Application aux EHPAD publics offrant des prestations hôtelières
Une activité exercée en tant qu’autorité publique :
Dans sa décision « Résidence des Prés » du 7 avril 2023, le Conseil d’Etat a jugé, en premier lieu, qu’un EHPAD public offrant à ses patients des prestations hôtelières agit en tant qu’autorité publique :
« 8. Par les dispositions de l’article 256 B du code général des impôts citées au point 4, la France a fait usage de la possibilité ouverte par le 2 de l’article 13 de la directive du 28 novembre 2006 cité au point 3 lu en combinaison avec le g du 1 de l’article 132 de cette même directive, de regarder comme une activité effectuée en tant qu’autorité publique le service social d’hébergement des personnes âgées dans des structures publiques.
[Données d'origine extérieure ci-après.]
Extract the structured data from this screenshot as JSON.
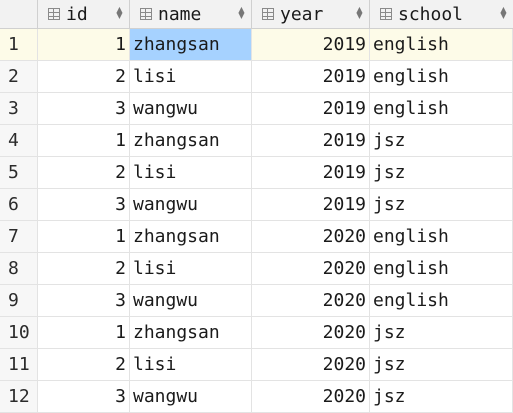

Par suite, en jugeant que l’activité de l’EHPAD Résidence des Prés était exercée, en ce qui concerne l’ensemble des prestations hôtelières, par un organisme agissant en tant qu’autorité publique, la cour administrative d’appel de Nantes n’a pas commis d’erreur de droit ».
Une activité ne créant pas de distorsion de concurrence :
Dans sa décision « Résidence des Prés » du 7 avril 2023, le Conseil d’Etat a jugé, en second lieu, qu’un EHPAD public offrant à ses patients des prestations hôtelières ne crée pas de distorsion de concurrence avec les opérateurs privés exerçant la même activité :
« 10. Eu égard au caractère social des EHPAD publics, qui sont habilités à accueillir entièrement ou principalement des personnes âgées à faibles ressources et qui, par suite, sont soumis en principe à une tarification administrée de leurs prestations relatives à l’hébergement de celles-ci, un opérateur privé exerçant cette activité à titre lucratif, libre de choisir sa clientèle et, par suite, de fixer ses tarifs en conséquence, ne saurait être empêché d’entrer sur le marché en cause ou y subir un désavantage du seul fait de son assujettissement à la taxe sur la valeur ajoutée qui lui permet, à la différence d’un opérateur public placé hors du champ de celle-ci, d’obtenir le remboursement de l’excédent de la taxe ayant grevé ses charges sur celle dont il est redevable à raison de ses recettes. Par ailleurs, cette même activité exercée sans but lucratif par un opérateur privé est exonérée de la taxe sur la valeur ajoutée en vertu du b du 1° du 7 de l’article 261 du code général des impôts cité au point 4. Par suite, en jugeant, par une décision suffisamment motivée, que le non-assujettissement à la taxe sur la valeur ajoutée de l’EHPAD Résidence des Près, dont il n’est pas contesté qu’il est habilité à recevoir des bénéficiaires de l’aide sociale à l’hébergement pour la totalité des places qu’il offre, n’était pas susceptible de générer de distorsion dans les conditions de la concurrence au sens et pour l’application de l’article 256 B du code général des impôts, lu à la lumière des dispositions de la directive du 28 novembre 2006 qu’il a pour objet de transposer, la cour, qui n’avait pas à examiner si le non-assujettissement de l’EHPAD à la taxe sur la valeur ajoutée était susceptible de le désavantager ni à prendre en compte le nombre de résidents effectivement bénéficiaires de l’aide sociale à l’hébergement, n’a pas commis d’erreur de droit ».
La Haute juridiction administrative en a logiquement déduit qu’un EHPAD public offrant des prestations hôtelières n’a pas la qualité d’assujetti à la TVA et doit, en conséquence, être assujetti à la taxe sur les salaires.